L'éclat fut résolu. Le baron de Breteuil prépara tout pour saisir et pour
attirer les coupables. XV. Le 15
août 1785, à midi, au palais de Versailles, le prince Louis de Rohan,
cardinal et grand aumônier de France, sortant de la chapelle, où il venait
d'accompagner la famille royale, en habits pontificaux, reçut l'invitation de
se rendre dans le cabinet du roi. Louis XVI, la reine, les princes et les
ministres l'attendaient comme un tribunal d'État prêt à le condamner ou à
l'absoudre, selon ses réponses. Le cardinal n'avait aucun soupçon de la scène
imposante où il allait figurer comme accusé. Les physionomies irritées ou
sévères lui révélèrent en entrant la disgrâce et l'indignation de ses
souverains. « Vous
avez acheté des diamants à Bœhmer ? » lui dit le roi du ton d'un juge qui
interroge un coupable déjà convaincu. « — Oui, sire », dit en
s'inclinant le cardinal. « — Qu'en avez-vous fait ? — Je croyais »,
répondit le cardinal en levant un regard timide mais confiant sur
Marie-Antoinette, « qu'ils avaient été remis à la reine. — Qui vous avait
chargé de cette prétendue commission ? » reprit le roi. « — Une dame appelée
madame la comtesse de Lamotte-Valois, qui m'avait présenté une lettre de la
reine, et j'ai cru faire ma cour à Sa Majesté en me chargeant de cette
commission. » Alors
la reine, ne pouvant contenir son indignation, « Comment, monsieur »,
dit-elle, « vous à qui je n'ai pas adressé la parole depuis huit ans, vous
avez cru que je vous choisissais pour une telle négociation et par
l'entremise d'une pareille femme ! — Je vois bien », répondit humblement
le cardinal, « que j'ai été cruellement trompé. Je paierai le collier.

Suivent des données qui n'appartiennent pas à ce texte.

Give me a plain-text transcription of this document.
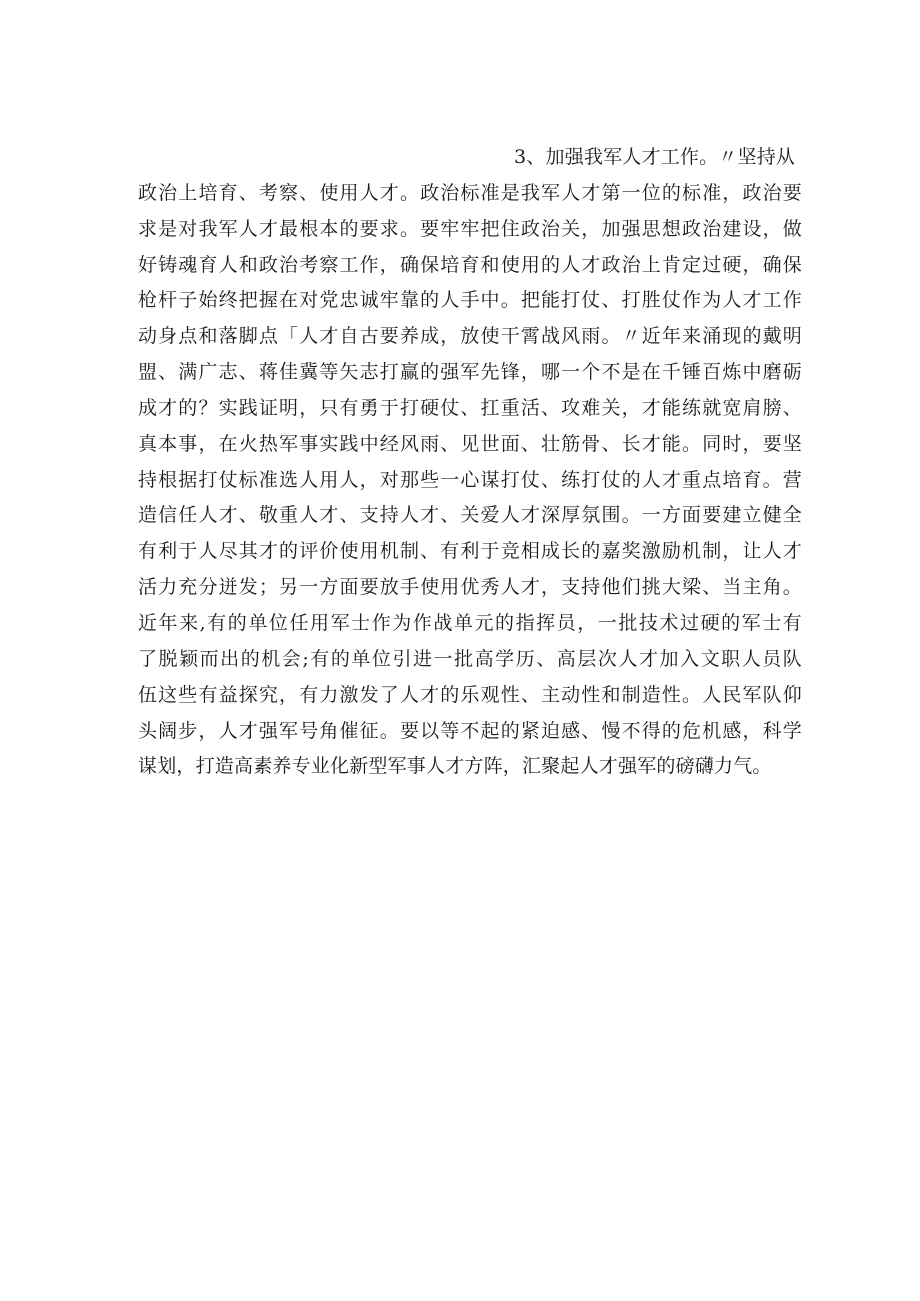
3、加强我军人才工作。〃坚持从
政治上培育、考察、使用人才。政治标准是我军人才第一位的标准，政治要
求是对我军人才最根本的要求。要牢牢把住政治关，加强思想政治建设，做
好铸魂育人和政治考察工作，确保培育和使用的人才政治上肯定过硬，确保
枪杆子始终把握在对党忠诚牢靠的人手中。把能打仗、打胜仗作为人才工作
动身点和落脚点「人才自古要养成，放使干霄战风雨。〃近年来涌现的戴明
盟、满广志、蒋佳冀等矢志打赢的强军先锋，哪一个不是在千锤百炼中磨砺
成才的？实践证明，只有勇于打硬仗、扛重活、攻难关，才能练就宽肩膀、
真本事，在火热军事实践中经风雨、见世面、壮筋骨、长才能。同时，要坚
持根据打仗标准选人用人，对那些一心谋打仗、练打仗的人才重点培育。营
造信任人才、敬重人才、支持人才、关爱人才深厚氛围。一方面要建立健全
有利于人尽其才的评价使用机制、有利于竞相成长的嘉奖激励机制，让人才
活力充分迸发；另一方面要放手使用优秀人才，支持他们挑大梁、当主角。
近年来,有的单位任用军士作为作战单元的指挥员，一批技术过硬的军士有
了脱颖而出的机会;有的单位引进一批高学历、高层次人才加入文职人员队
伍这些有益探究，有力激发了人才的乐观性、主动性和制造性。人民军队仰
头阔步，人才强军号角催征。要以等不起的紧迫感、慢不得的危机感，科学
谋划，打造高素养专业化新型军事人才方阵，汇聚起人才强军的磅礴力气。
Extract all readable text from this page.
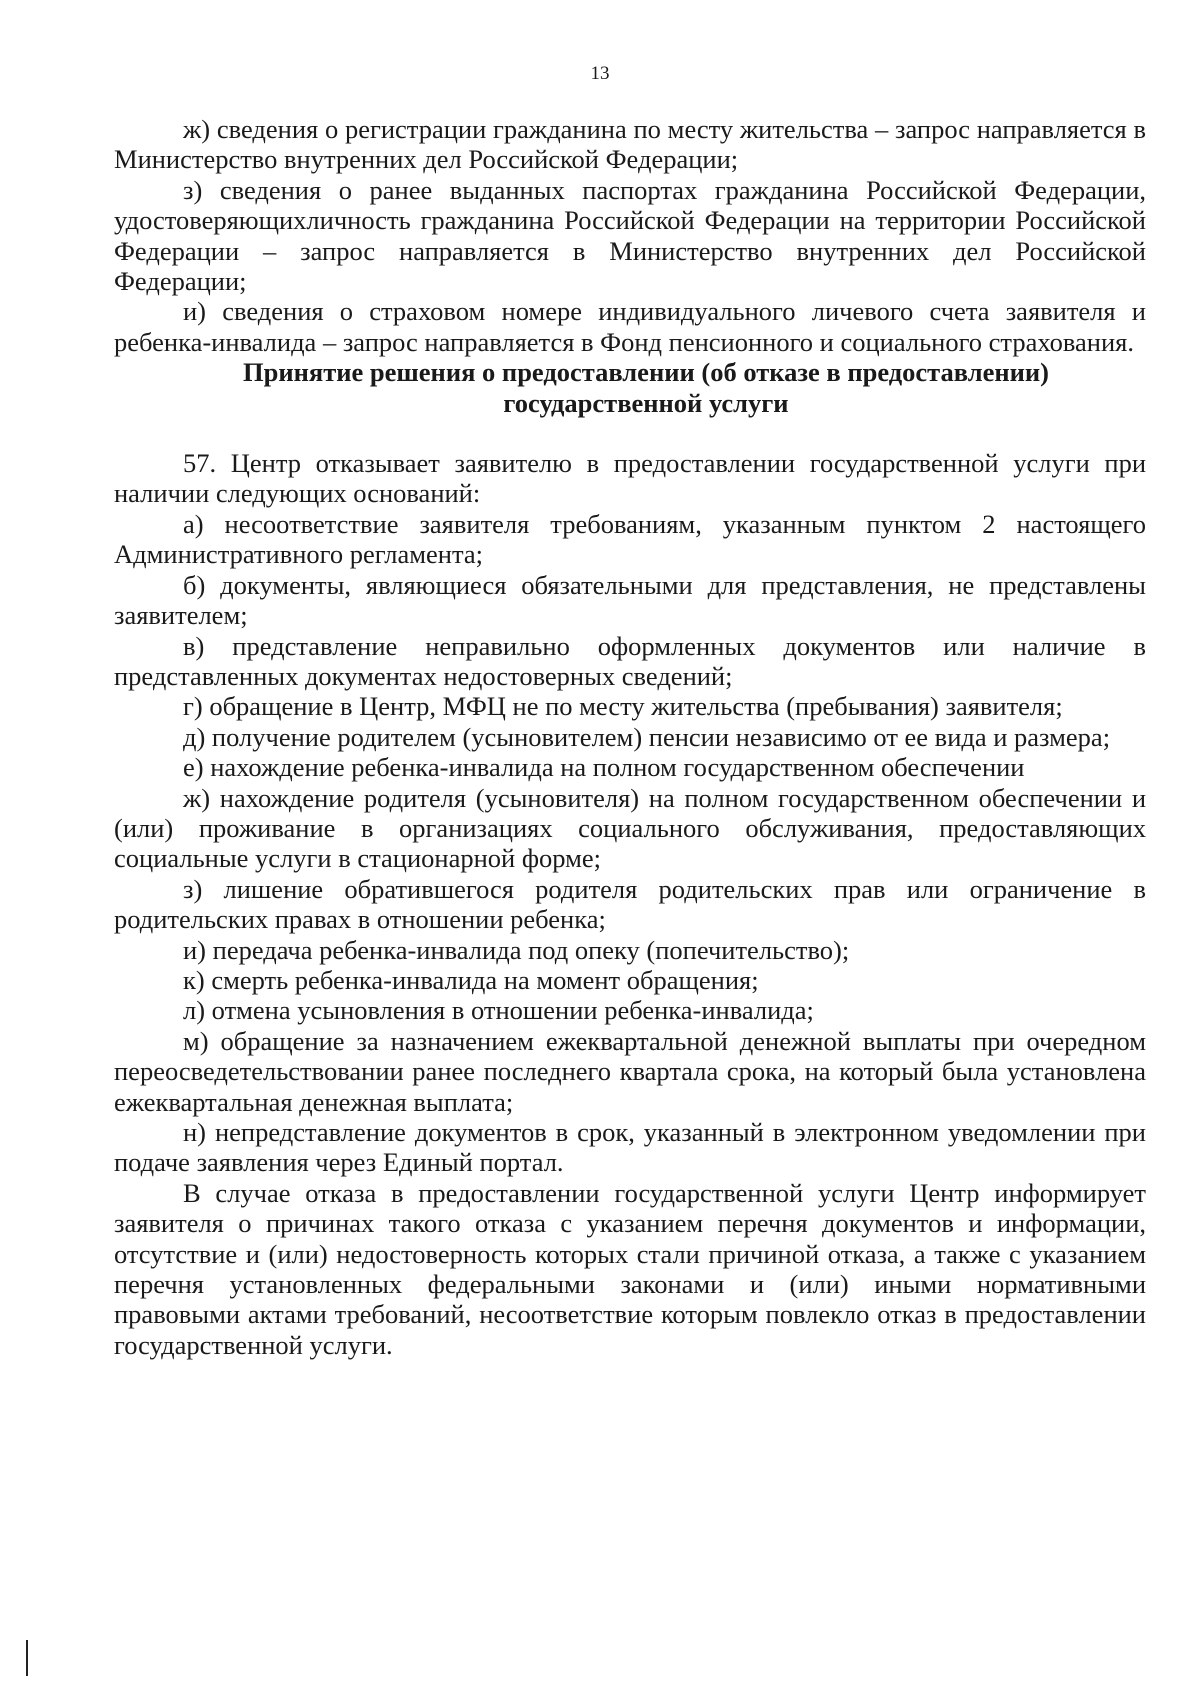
13

ж) сведения о регистрации гражданина по месту жительства – запрос направляется в Министерство внутренних дел Российской Федерации;

з) сведения о ранее выданных паспортах гражданина Российской Федерации, удостоверяющихличность гражданина Российской Федерации на территории Российской Федерации – запрос направляется в Министерство внутренних дел Российской Федерации;

и) сведения о страховом номере индивидуального личевого счета заявителя и ребенка-инвалида – запрос направляется в Фонд пенсионного и социального страхования.

Принятие решения о предоставлении (об отказе в предоставлении)
государственной услуги

57. Центр отказывает заявителю в предоставлении государственной услуги при наличии следующих оснований:

а) несоответствие заявителя требованиям, указанным пунктом 2 настоящего Административного регламента;

б) документы, являющиеся обязательными для представления, не представлены заявителем;

в) представление неправильно оформленных документов или наличие в представленных документах недостоверных сведений;

г) обращение в Центр, МФЦ не по месту жительства (пребывания) заявителя;

д) получение родителем (усыновителем) пенсии независимо от ее вида и размера;

е) нахождение ребенка-инвалида на полном государственном обеспечении

ж) нахождение родителя (усыновителя) на полном государственном обеспечении и (или) проживание в организациях социального обслуживания, предоставляющих социальные услуги в стационарной форме;

з) лишение обратившегося родителя родительских прав или ограничение в родительских правах в отношении ребенка;

и) передача ребенка-инвалида под опеку (попечительство);

к) смерть ребенка-инвалида на момент обращения;

л) отмена усыновления в отношении ребенка-инвалида;

м) обращение за назначением ежеквартальной денежной выплаты при очередном переосведетельствовании ранее последнего квартала срока, на который была установлена ежеквартальная денежная выплата;

н) непредставление документов в срок, указанный в электронном уведомлении при подаче заявления через Единый портал.

В случае отказа в предоставлении государственной услуги Центр информирует заявителя о причинах такого отказа с указанием перечня документов и информации, отсутствие и (или) недостоверность которых стали причиной отказа, а также с указанием перечня установленных федеральными законами и (или) иными нормативными правовыми актами требований, несоответствие которым повлекло отказ в предоставлении государственной услуги.
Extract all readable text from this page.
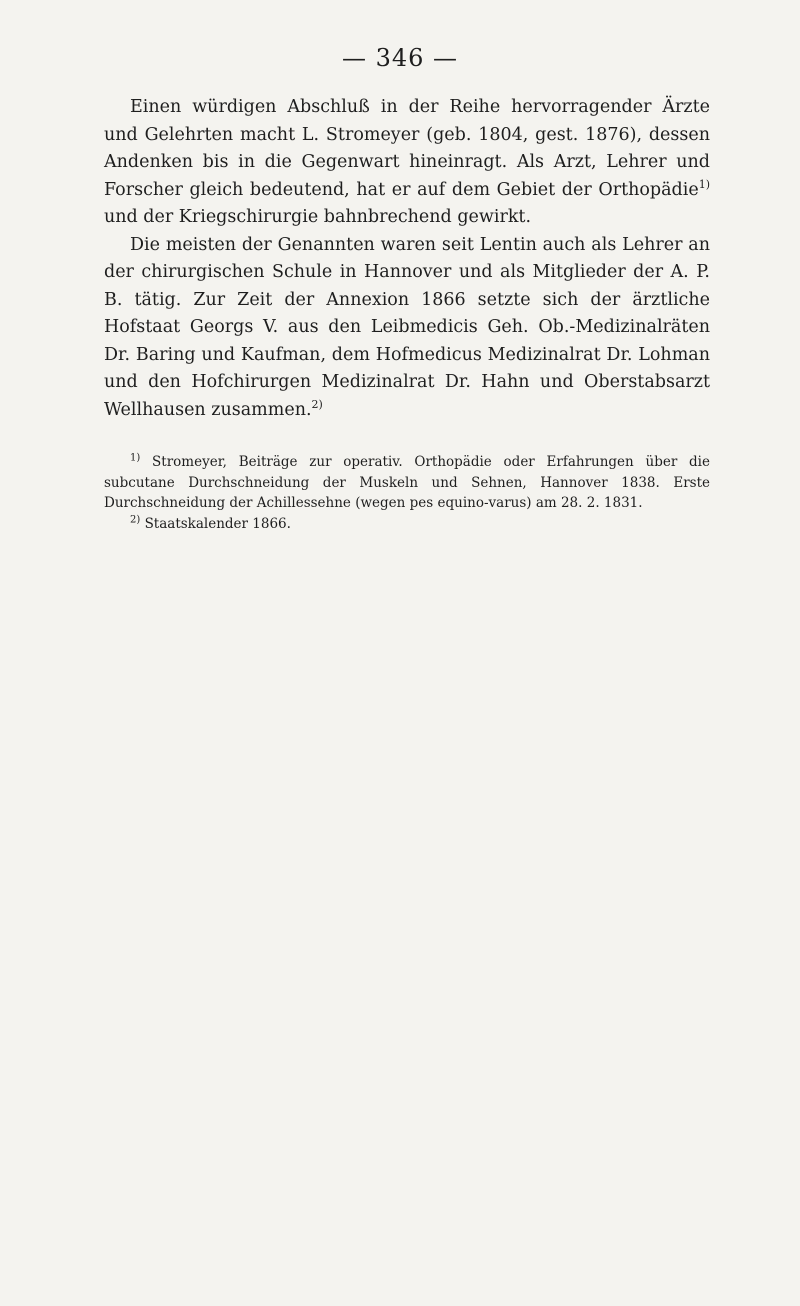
— 346 —

Einen würdigen Abschluß in der Reihe hervorragender Ärzte und Gelehrten macht L. Stromeyer (geb. 1804, gest. 1876), dessen Andenken bis in die Gegenwart hineinragt. Als Arzt, Lehrer und Forscher gleich bedeutend, hat er auf dem Gebiet der Orthopädie$^{1)}$ und der Kriegschirurgie bahnbrechend gewirkt.

Die meisten der Genannten waren seit Lentin auch als Lehrer an der chirurgischen Schule in Hannover und als Mitglieder der A. P. B. tätig. Zur Zeit der Annexion 1866 setzte sich der ärztliche Hofstaat Georgs V. aus den Leibmedicis Geh. Ob.-Medizinalräten Dr. Baring und Kaufman, dem Hofmedicus Medizinalrat Dr. Lohman und den Hofchirurgen Medizinalrat Dr. Hahn und Oberstabsarzt Wellhausen zusammen.$^{2)}$

$^{1)}$ Stromeyer, Beiträge zur operativ. Orthopädie oder Erfahrungen über die subcutane Durchschneidung der Muskeln und Sehnen, Hannover 1838. Erste Durchschneidung der Achillessehne (wegen pes equino-varus) am 28. 2. 1831.

$^{2)}$ Staatskalender 1866.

L'envie que j'avais de plaire à Votre Majesté m'a fasciné les yeux ; je n'ai
pas vu la supercherie, je suis désespéré. » Tirant
alors de son sein un petit portefeuille qui contenait la prétendue lettre
secrète de la reine à madame de Lamotte pour lui donner cette commission, il
la présenta au roi, qui la parcourut d'un œil rapide et incrédule. « Eh quoi
! monsieur », dit le roi en montrant du doigt la fausse signature de sa
femme, « comment un prince de la maison de Rohan et un grand aumônier de
France a-t-il pu croire que la reine signait Marie-Antoinette de France,
quand tout le monde sait que les reines ne signent jamais que leur nom de
baptême ! » Le roi
alors lui montrant les lettres qu'il avait écrites lui-même à Bœhmer, lui
demanda l'explication claire et franche de toute cette énigme. A ces mots, le
cardinal, troublé jusqu'à l'évanouissement par la nécessité où il se croyait
d'inculper la reine en face et en présence de son mari, ou d'avouer son
intimité personnelle avec une intrigante dont il aurait été le jouet, pâlit,
chancela et s'appuya sur la table, de peur de tomber sur le parquet. « Calmez-vous,
monsieur le cardinal, » lui dit le roi avec bonté, « et passez dans la pièce
voisine pour écrire ce que vous avez à me dire, » XVI. Le
cardinal sortit, écrivit succinctement une déposition obscure et rentra pour
la remettre dans les mains du roi. C'était
le moment pour le roi de couvrir de son indulgence un coupable qui confessait
assez de sa faute pour justifier complétement sa souveraine, et qui, en
laissant retomber toute cette intrigue sur la vile intrigante qui l'avait
tramée, enlevait toute importance au scandale et tout motif à une plus haute
publicité. La politique et l'indulgence conseillaient évidemment alors la
longanimité. La passion conseilla autrement la reine et le baron de Breteuil.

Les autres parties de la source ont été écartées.